Are Taxpayers Getting Their Fair Share of Oil Royalties?

MOORPARK, CA - SEPTEMBER 23: Smoke blows past oil wells at sunset on the eastern flank of the 16,000-plus-acre Guiberson fire, burning out of control for a second day as Red Flag warnings continue in southern California on September 23, 2009 near Moorpark, California. A Red Flag warning means critical wildfire weather, based on a combination of high temperatures, low humidity and Santa Ana winds, is occurring. Several large wildfires broke out in triple-digit temperatures on the first of Red Flag warnings. (National Journal)

The Interior Department should beef up efforts to ensure taxpayers get a fair return on billions of dollars worth of petroleum that oil and gas companies produce from federal lands and waters, congressional auditors said.

A Government Accountability Office report released Tuesday looks critically at the intricate system of lease terms for companies that took in over $66 billion in fiscal 2012 from the sale of petroleum produced in federally owned regions.

The report is most critical of Interior's management of onshore areas, arguing that regulators have been sluggish in trying to adjust royalty rates that have remained static at 12.5 percent even as oil prices — and companies' returns — have soared.

"As a result of not successfully changing federal regulations to provide itself with the flexibility needed to make timely adjustments to onshore lease terms, Interior's ability to ensure that the public is receiving a fair return is limited," the report states.

"Moreover, Interior continues to offer onshore leases with lease terms — terms lasting the life of the lease — that have not been adjusted in response to changing market conditions, potentially foregoing a considerable amount of revenue," adds the report that Senate Energy and Natural Resources Committee Chairman Ron Wyden, D-Ore., requested.

It credits Interior with some improvements, including in the management of offshore development, where royalty rates have increased, but said more is needed. That's especially true for onshore regions, where Interior has less leeway to make changes absent formal changes to its regulations.

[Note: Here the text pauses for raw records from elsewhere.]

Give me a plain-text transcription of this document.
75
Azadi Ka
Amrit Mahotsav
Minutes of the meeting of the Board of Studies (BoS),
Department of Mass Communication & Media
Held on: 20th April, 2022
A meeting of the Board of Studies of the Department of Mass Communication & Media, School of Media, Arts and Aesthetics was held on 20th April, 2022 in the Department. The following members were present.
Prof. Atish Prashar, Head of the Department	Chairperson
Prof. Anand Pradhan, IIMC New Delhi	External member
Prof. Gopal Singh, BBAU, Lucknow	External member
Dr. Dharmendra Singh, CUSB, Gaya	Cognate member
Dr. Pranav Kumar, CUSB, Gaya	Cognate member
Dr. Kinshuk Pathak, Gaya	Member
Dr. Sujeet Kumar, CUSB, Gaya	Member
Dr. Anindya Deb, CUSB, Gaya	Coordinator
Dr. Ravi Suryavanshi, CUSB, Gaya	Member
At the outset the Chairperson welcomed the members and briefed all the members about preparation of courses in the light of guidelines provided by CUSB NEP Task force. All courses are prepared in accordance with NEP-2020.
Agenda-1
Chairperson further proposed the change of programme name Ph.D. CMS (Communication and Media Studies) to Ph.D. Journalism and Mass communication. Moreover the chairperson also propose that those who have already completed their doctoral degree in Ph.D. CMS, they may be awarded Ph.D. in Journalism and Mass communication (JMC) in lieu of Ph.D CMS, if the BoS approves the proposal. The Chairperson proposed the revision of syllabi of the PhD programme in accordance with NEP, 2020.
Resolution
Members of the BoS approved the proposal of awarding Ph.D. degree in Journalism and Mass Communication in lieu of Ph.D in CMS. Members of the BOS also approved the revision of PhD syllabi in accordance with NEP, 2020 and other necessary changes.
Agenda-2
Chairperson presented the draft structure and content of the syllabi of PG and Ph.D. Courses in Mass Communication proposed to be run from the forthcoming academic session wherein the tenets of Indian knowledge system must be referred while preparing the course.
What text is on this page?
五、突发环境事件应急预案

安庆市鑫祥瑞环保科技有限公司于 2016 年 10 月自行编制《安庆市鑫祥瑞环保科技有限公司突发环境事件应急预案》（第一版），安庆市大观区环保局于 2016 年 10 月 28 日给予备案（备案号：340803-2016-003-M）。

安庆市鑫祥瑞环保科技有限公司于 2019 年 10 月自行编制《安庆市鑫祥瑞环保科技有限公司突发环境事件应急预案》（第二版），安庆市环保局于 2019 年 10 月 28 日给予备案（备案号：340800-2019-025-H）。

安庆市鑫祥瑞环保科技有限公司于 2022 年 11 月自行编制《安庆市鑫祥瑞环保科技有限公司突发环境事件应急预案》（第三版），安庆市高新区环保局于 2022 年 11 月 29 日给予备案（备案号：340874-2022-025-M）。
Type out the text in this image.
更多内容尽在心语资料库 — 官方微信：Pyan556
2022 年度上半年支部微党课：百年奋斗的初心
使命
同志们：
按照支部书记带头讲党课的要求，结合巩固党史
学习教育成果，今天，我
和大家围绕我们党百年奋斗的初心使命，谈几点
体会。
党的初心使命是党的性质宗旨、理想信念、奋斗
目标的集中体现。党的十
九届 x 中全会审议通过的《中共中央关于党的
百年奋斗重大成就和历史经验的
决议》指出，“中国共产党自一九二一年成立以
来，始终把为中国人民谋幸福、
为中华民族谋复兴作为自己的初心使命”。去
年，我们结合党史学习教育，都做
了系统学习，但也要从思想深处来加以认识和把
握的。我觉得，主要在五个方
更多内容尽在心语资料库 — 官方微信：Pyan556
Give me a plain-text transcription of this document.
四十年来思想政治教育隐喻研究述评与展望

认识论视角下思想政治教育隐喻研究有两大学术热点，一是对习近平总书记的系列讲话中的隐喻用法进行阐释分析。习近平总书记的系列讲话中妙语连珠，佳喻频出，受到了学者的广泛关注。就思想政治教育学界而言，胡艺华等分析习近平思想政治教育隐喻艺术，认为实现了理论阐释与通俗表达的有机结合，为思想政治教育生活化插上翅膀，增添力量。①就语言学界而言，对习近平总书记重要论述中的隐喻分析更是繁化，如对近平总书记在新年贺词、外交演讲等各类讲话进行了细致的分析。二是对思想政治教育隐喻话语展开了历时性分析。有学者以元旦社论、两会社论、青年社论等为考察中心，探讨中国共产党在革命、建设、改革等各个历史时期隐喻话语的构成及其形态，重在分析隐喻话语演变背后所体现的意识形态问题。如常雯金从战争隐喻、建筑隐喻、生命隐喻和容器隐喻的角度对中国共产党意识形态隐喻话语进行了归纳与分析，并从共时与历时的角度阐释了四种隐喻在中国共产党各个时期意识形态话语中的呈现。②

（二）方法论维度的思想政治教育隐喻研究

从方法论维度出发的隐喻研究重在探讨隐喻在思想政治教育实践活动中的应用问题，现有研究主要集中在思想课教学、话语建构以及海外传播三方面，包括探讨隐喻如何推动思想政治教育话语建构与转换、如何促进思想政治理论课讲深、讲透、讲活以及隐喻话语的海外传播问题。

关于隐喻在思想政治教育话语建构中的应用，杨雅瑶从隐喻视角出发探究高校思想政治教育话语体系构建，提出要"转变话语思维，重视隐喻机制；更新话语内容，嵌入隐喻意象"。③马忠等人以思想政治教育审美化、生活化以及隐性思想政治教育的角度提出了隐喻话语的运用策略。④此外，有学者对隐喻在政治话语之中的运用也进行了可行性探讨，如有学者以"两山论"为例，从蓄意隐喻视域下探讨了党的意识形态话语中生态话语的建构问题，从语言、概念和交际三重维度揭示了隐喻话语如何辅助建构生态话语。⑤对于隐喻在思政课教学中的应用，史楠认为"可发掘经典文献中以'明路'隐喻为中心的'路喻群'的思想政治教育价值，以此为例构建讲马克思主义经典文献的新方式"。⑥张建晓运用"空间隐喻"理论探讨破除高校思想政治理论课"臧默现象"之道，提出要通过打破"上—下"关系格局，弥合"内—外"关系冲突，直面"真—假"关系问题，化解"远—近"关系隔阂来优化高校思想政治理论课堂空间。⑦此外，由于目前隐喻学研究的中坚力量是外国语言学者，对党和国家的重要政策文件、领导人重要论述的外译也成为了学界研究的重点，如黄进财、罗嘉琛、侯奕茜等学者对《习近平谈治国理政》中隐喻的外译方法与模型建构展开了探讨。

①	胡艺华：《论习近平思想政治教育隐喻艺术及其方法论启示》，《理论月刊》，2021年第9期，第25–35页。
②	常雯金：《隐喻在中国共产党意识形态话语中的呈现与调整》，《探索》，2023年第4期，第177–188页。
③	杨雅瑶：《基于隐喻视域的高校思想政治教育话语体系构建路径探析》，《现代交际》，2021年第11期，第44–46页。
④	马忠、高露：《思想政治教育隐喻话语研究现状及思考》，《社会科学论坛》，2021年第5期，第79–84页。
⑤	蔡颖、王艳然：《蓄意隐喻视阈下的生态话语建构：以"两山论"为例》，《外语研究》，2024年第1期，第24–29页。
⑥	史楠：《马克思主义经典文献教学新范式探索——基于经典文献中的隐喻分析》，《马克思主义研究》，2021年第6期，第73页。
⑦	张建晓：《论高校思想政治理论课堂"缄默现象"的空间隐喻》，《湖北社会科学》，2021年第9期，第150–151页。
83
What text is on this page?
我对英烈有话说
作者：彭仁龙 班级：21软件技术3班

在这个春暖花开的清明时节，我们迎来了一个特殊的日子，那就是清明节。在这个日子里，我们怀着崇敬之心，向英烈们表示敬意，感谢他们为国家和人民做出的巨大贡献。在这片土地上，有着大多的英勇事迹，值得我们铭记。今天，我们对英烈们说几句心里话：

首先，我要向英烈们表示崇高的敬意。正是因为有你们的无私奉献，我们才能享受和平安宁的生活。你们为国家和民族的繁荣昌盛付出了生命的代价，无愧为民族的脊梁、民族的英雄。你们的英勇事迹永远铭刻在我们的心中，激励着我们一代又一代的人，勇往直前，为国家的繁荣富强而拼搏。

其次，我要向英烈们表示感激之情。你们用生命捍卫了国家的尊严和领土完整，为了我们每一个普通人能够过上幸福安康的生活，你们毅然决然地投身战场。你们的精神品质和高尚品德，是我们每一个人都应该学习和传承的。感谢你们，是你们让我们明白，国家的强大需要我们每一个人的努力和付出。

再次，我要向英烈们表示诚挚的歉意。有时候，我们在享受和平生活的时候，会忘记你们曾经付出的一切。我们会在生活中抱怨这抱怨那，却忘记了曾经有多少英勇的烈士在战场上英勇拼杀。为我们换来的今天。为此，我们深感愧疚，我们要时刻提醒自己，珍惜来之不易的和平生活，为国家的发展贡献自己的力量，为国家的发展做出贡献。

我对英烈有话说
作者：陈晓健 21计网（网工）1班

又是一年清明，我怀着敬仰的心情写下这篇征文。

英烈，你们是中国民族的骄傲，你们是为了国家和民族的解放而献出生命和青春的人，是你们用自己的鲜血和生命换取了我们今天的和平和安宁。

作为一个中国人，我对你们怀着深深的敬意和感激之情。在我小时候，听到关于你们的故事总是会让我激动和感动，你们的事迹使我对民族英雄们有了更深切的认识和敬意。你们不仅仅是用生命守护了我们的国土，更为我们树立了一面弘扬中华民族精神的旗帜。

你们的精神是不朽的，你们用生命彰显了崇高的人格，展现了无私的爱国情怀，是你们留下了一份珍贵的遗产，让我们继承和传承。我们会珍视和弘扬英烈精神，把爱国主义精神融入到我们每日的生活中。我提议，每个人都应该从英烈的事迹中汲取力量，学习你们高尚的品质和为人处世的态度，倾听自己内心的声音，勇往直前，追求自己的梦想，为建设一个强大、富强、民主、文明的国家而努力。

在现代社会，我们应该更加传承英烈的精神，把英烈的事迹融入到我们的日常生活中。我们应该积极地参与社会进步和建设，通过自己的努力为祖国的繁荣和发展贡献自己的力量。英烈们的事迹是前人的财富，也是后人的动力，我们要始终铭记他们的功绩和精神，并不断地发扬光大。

Oil and gas producers paid the federal government $10 billion in royalties and other payments in fiscal 2012 from federal lands and waters, but the report suggests a better return is possible.

Interior, in a response to GAO included with the report, said it's working to address recommendations to update its rules and policies.

The department's plans include a new regulation that will allow Interior "broad flexibility" to set onshore royalty rates, according to a letter to GAO from Rhea Suh, Interior's assistant secretary for policy, management, and budget.

Wyden has said he hopes to improve the federal system that governs energy royalties.

In a statement Tuesday, Wyden said the GAO report "drives home the point" that Interior "may not be keeping up with times."

"The Interior Department has an obligation to ensure American taxpayers are getting a fair return for commercial use of their public lands. Since a major share of onshore royalties also go to states and Indian tribes, shortcomings in royalty collections also short those states and Tribes," he said.